Finishing second at the British GP, the home driver showcases his superstar potential with Hollywood royalty watching on
For the boy in the luminous bucket hat, an achievement straight from the bucket list. This may not have been an afternoon of high sporting cinema, even if the presence of Brad Pitt and his phalanx of film crew members ramped up the glamour, but Lando Norris had the ending he wanted. Second place, with a stylish drive to boot, was some way to reaffirm his place in the Silverstone crowd’s affections and heighten the sense that he is almost ready to be this venue’s darling for the next decade or more. The wins will surely follow; this time, a revelatory weekend’s work from Norris and a buoyant McLaren did not feel too far short.
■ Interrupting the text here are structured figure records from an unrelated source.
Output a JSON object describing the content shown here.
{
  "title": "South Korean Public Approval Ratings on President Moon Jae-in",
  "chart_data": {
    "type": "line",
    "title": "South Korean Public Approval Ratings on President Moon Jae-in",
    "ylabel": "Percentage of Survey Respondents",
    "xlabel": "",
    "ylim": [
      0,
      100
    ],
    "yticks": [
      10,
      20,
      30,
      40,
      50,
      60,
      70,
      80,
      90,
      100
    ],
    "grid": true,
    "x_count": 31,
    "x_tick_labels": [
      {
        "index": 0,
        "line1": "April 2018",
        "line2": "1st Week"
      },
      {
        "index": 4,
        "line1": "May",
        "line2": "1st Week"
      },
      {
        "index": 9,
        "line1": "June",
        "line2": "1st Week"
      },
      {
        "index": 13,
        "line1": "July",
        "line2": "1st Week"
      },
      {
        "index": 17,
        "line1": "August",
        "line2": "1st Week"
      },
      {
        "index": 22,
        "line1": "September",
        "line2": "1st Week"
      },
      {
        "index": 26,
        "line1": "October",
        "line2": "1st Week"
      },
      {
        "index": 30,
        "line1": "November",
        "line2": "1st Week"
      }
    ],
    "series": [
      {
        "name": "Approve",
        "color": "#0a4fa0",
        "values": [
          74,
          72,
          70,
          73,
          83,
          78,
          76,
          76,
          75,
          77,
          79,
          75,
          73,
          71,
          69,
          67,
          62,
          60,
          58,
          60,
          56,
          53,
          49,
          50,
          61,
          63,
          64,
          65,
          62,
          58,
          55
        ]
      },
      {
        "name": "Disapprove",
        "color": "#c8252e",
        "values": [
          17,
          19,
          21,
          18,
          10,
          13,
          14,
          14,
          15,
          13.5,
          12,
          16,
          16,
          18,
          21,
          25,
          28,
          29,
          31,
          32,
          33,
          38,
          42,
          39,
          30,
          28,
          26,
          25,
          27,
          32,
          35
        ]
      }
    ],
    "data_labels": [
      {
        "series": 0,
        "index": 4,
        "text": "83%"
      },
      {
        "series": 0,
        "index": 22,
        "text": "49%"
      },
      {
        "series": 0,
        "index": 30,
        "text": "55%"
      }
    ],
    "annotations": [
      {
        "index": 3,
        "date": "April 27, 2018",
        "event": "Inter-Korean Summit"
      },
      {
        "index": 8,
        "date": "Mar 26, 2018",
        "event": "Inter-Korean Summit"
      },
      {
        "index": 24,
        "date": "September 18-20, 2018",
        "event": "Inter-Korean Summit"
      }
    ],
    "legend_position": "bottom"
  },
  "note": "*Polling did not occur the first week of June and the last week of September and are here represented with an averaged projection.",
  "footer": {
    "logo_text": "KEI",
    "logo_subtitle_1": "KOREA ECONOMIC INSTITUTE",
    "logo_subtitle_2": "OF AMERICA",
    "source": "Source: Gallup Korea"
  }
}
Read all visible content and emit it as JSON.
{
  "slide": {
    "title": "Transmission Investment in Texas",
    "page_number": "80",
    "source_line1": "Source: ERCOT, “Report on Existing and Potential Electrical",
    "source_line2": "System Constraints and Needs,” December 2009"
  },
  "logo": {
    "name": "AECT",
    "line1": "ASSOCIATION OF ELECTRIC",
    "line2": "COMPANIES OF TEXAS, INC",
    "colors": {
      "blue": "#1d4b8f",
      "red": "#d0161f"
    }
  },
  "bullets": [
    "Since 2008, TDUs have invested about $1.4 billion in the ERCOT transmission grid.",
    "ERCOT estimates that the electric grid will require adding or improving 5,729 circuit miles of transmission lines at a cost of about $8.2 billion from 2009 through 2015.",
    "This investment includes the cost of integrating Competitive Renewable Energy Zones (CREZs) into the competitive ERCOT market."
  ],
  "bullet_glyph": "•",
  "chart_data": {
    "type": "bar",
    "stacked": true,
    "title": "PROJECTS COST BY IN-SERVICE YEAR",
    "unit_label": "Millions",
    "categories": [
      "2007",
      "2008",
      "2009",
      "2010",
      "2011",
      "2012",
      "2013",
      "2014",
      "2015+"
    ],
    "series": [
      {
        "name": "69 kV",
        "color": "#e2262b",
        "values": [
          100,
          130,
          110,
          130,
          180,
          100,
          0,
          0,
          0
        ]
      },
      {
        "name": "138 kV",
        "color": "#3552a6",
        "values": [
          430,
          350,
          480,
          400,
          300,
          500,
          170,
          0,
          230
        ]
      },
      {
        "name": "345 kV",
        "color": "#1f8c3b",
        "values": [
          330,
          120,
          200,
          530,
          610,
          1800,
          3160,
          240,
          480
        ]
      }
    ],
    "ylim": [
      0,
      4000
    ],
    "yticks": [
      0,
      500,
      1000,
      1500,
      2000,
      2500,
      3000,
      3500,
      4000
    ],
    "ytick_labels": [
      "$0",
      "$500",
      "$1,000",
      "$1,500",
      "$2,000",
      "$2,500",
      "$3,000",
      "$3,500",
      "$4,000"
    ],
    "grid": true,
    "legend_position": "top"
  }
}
In the context of what, for the rest of this season at least, is inevitable domination from Max Verstappen this was a wider triumph for British racing too. Two local drivers had not stood together on the podium since 1999, when David Coulthard and Eddie Irvine formed a one-two. Norris was joined by his idol, Lewis Hamilton: a tantalising battle between the pair around lap 40 briefly offered the kind of neck-and-neck tussle, not to mention narrative, for which record numbers had flocked expectantly to the circuit since Thursday. Netflix may have cornered the market for soap opera, but Silverstone can still deliver the racing.